Tangenti sotto forma di consulenze. Era questo, secondo le indagini della Squadra Mobile di Savona e Genova, il meccanismo messo in piedi da Pier Paolo Pizzimbone, imprenditore nel ramo dei rifiuti, residente ad Andora, ma noto anche nell’imperiese per essere stato il titolare della società Ponticelli che gestiva una discarica, fondatore del gruppo Biancamano e vice presidente della Croce d'Oro di Imperia e Cervo.

Pizzimbone è stato arrestato ieri pomeriggio dalla Squadra Mobile della Questura di Savona e di Genova con l’accusa di concorso in estorsione aggravata, consumata e tentata insieme a Mario La Porta, pensionato, residente a San Bartolomeo al Mare.

Purtroppo questa è una brutta storia. – ha commentato Rosalba Garello, dirigente della Squadra Mobile nel corso della conferenza stampa odierna - Ci era stata segnalata con un esposto sulle gravi irregolarità nella gestione di questo appalto e di fatto abbiamo potuto vedere che era stata fatta una richiesta estorsiva a degli imprenditori che si sono aggiudicati l’appalto per 96mila euro. Questa era una somma che veniva richiesta per cercare di ammorbidire l’amministrazione comunale, così diceva Pierpaolo Pizzimbone, a fronte di un contenzioso che si era aperto per presunte gravi irregolarità e quindi della violazione del capitolato.

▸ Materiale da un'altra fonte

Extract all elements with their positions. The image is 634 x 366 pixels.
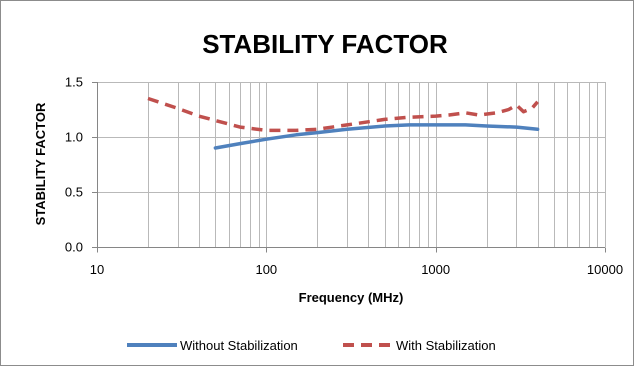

L’indagine è sicuramente ancora in corso, si svilupperà anche nelle prossime settimane e quindi ovviamente c’è il massimo riserbo. Noi abbiamo monitorato gli incontri che sono stati propedeutici alla consegna del denaro e abbiamo anche monitorato l’incontro in cui è avvenuta la consegna del denaro: 16mila euro in contanti posti in una busta che è stata consegnata da uno dei soci al potremmo dire ‘socio’ di Pizzimbone, l’altro arrestato: Mario La Porta. A sua volta anche le consegne a Pizzimbone sono intervenute per interposta persona, quindi non vi sono mai stati passaggi diretti di denaro tra i soci della consortile a Pizzimbone. È stata una delle misure adottate proprio per eludere eventuali investigazioni.

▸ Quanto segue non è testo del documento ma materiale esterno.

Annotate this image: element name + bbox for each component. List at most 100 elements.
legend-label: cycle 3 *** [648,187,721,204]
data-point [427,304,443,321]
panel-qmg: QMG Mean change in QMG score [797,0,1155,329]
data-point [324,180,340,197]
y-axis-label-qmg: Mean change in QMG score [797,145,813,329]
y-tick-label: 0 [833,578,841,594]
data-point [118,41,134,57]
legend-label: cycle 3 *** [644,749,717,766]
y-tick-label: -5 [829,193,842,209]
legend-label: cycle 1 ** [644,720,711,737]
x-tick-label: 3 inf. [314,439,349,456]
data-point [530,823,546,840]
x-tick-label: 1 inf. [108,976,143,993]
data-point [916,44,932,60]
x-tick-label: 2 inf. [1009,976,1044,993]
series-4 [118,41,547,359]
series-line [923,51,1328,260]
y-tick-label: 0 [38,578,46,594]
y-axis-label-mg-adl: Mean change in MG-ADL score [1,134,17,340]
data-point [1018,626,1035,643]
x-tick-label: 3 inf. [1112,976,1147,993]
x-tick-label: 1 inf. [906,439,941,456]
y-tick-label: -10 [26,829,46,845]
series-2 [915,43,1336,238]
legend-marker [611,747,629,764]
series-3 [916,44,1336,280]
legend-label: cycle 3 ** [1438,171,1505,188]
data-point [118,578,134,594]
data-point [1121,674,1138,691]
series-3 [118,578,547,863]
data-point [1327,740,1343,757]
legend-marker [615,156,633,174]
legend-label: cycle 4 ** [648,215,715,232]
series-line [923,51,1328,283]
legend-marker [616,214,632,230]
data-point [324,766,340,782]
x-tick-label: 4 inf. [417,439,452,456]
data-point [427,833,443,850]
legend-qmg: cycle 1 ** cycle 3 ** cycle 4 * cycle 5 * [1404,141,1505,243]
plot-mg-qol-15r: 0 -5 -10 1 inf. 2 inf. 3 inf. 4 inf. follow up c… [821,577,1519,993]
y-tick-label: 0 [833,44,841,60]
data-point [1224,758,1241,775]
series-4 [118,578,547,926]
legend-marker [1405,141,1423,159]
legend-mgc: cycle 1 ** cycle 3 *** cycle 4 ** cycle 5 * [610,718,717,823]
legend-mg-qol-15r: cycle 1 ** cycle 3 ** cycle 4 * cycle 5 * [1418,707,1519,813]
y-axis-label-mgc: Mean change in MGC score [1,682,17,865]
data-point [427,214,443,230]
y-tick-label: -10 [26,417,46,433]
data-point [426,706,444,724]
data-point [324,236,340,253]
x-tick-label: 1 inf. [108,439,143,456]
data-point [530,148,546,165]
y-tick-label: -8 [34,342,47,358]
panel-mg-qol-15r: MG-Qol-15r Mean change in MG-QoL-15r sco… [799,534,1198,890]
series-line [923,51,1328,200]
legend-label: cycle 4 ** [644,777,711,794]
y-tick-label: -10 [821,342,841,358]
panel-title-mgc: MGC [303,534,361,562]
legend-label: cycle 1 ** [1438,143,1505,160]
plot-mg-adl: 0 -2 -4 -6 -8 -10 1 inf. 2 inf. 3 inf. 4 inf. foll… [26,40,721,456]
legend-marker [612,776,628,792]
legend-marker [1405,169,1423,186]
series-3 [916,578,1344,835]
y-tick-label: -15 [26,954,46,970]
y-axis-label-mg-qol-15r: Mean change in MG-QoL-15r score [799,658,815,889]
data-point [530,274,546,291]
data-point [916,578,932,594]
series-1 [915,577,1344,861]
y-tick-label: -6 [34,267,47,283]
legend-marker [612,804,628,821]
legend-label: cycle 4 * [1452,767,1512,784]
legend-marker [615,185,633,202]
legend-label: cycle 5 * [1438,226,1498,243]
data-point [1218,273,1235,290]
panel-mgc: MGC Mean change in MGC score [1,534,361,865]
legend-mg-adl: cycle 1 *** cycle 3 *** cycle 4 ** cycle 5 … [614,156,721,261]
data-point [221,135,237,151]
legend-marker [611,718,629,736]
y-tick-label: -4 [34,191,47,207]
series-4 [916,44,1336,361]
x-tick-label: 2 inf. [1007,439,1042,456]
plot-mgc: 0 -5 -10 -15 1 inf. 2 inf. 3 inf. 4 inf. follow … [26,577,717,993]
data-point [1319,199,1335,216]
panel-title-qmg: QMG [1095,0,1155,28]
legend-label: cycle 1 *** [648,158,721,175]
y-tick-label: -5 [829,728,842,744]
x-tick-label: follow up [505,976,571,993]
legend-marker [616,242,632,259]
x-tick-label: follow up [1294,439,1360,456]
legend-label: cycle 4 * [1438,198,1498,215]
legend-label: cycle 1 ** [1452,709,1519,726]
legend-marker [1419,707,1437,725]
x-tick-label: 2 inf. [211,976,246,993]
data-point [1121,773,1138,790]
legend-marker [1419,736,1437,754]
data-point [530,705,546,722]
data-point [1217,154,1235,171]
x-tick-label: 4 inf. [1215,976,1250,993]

Come spesso accade, di fronte a quello che è, perché è un pagamento di tangenti, a questo viene data una parvenza di legalità, quindi era stato stipulato un contratto di consulenza tra i soci della consortile ‘Alassio Ambiente’ e la società che fa capo a Mario La Porta che è una società di consulenza che ha sede in Albania, quindi era anche previsto che parte del pagamento dovesse avvenire previa emissione di fatture, quindi con il compimento di operazioni inesistenti e con pagamento di bonifico sui conti intestati alla società. Ovviamente il denaro sarebbe stato recapitato con altre modalità all’arrestato
”.

Ha adottato vari escamotage per cercare di eludere le indagini in corso. – ha aggiunto il vice Questore Alessandro Carmeli nel corso della conferenza stampa odierna - In particolare cercava di incontrare la vittima dell’estorsione in posti in cui non poteva essere microfonato, per esempio la spa di un albergo piuttosto che al ristorante dove ha fatto consegnare al cameriere il cellulare della vittima. Gli appuntamenti inoltre sono quasi sempre avvenuti all’aperto, ne ricordo uno per la sottoscrizione di un contratto di consulenza di 96mila euro avvenuto a Laigueglia sulla strada statale”.